Vous est-il déjà arrivé de vous inquiéter sans comprendre pourquoi, lorsque vous envoyez un message et que vous ne recevez pas de réponse ? À ce moment-là, la conversation reste ouverte, le dernier message à l'écran semble vous fixer, comme s'il attendait avec vous. Puis commence l'attente, cette zone d'incertitude entre ce que vous avez déjà dit et ce à quoi l'autre personne n'a pas encore répondu.
Parfois, on ne sait même pas s'ils l'ont lu. Il existe des options pour masquer les confirmations, et on se retrouve alors suspendu dans une sorte de brouillard numérique : aucune certitude, aucun signal. D'autres fois, on le sait : les coches bleues sont là, impeccables, et pourtant le silence pèse plus lourd que n'importe quel mot.
Et c'est dans ce vide, sans réponse ni explication, que l'anxiété grandit. On relise ce qu'on a écrit, on analyse chaque mot, on vérifie s'il sonne trop froid, trop direct, trop… Le temps devient élastique : cinq minutes semblent la moitié d'une vie. Et dans ce vide, l'esprit invente toutes sortes d'histoires, toutes avec le même but : justifier le silence.
La technologie nous a donné l'illusion de tout savoir, mais pas la capacité de supporter l'incertitude. Elle nous a appris à lire les signes numériques, mais pas à interpréter les silences. Et c'est peut-être là le véritable défi : accepter que nous n'avons pas toujours droit à une réponse immédiate.
Parce que parfois, l'autre ne répond pas parce qu'il ne peut pas, ne veut pas, ou est simplement dans un autre contexte. Et aucune de ces options ne devrait nous ôter notre calme.

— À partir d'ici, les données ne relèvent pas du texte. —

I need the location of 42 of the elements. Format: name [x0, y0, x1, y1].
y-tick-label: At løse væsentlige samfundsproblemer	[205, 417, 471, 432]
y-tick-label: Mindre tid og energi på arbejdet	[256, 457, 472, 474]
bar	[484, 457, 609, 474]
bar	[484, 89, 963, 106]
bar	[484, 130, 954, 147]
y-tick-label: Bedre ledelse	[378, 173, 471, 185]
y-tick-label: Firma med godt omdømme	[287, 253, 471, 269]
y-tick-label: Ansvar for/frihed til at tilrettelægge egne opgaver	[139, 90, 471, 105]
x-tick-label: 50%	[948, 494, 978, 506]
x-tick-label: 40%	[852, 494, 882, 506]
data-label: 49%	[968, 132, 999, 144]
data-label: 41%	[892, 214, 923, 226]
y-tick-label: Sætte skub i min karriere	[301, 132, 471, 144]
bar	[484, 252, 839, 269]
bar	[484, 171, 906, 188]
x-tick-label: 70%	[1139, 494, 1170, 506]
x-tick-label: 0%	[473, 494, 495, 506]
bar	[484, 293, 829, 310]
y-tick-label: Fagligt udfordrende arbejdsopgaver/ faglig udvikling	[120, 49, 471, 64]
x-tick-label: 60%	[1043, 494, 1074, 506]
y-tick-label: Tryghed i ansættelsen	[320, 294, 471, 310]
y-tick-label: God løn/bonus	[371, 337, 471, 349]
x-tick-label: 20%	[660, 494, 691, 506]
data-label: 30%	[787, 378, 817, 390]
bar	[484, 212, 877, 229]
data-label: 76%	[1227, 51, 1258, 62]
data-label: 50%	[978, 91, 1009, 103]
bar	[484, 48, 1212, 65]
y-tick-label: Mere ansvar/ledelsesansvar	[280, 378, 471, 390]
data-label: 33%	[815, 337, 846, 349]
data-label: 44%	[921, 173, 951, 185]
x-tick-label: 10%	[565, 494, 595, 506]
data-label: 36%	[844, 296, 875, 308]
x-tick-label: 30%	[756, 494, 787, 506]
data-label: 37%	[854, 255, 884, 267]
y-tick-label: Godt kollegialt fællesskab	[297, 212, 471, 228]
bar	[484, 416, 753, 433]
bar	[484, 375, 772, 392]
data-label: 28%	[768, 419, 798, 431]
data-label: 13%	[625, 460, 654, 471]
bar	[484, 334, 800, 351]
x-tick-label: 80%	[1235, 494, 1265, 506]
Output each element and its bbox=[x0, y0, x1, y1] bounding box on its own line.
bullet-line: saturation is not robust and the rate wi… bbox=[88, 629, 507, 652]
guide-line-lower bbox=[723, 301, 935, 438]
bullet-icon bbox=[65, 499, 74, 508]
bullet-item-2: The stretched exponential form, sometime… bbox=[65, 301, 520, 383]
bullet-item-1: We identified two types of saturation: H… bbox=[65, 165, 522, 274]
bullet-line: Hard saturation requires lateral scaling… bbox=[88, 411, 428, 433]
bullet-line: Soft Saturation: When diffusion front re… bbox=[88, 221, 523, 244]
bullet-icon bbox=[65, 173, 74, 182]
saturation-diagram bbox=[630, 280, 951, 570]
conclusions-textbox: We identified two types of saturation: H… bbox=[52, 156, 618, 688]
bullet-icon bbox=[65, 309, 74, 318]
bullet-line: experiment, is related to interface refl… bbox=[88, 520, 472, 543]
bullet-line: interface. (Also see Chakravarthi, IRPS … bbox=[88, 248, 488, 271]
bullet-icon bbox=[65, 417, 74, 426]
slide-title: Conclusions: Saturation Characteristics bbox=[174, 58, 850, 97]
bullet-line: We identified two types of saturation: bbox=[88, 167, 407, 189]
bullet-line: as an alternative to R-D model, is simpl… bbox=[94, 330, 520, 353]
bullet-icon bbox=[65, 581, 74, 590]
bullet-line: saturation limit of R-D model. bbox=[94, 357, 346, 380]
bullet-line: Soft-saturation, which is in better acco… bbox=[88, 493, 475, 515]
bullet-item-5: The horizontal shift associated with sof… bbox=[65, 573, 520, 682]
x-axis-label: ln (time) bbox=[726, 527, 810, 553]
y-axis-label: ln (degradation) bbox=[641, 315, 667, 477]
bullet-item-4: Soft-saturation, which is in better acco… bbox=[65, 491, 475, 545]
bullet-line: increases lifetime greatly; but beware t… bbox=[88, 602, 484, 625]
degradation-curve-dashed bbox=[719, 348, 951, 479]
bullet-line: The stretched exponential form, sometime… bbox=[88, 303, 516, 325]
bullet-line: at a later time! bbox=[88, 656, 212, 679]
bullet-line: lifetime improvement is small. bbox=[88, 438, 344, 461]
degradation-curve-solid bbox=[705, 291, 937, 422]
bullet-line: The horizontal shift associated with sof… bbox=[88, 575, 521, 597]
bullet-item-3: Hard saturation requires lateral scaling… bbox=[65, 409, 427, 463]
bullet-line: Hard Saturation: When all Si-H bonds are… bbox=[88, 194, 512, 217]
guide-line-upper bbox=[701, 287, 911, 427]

Quand on a déjà tout réfléchi et que le temps passe, la peur prend le dessus, et on se retrouve face à une action quasi magique pour dissiper l'anxiété : effacer le message. L'effacer, comme si cela pouvait défaire l'intention ou corriger ce que l'on ressent. Mais si on le fait, la marque reste : « message effacé », une preuve silencieuse qui crie plus fort que tous les mots. Une autre question, encore plus troublante, se pose alors : si on l'efface, que pensera-t-on que nous avons dit ? Parfois, la tentative d'effacement finit par en dire bien plus que le message lui-même.
L'attente ne doit pas nécessairement être une souffrance. Elle peut être un espace où nous apprenons à lâcher prise, à laisser le message circuler sans en contrôler le destin, à comprendre que le silence des autres ne dit pas toujours quelque chose sur nous et ne devrait pas nous blesser. Ne pas recevoir de réponse immédiate ne devrait pas nous angoisser ni nous faire douter de nous-mêmes.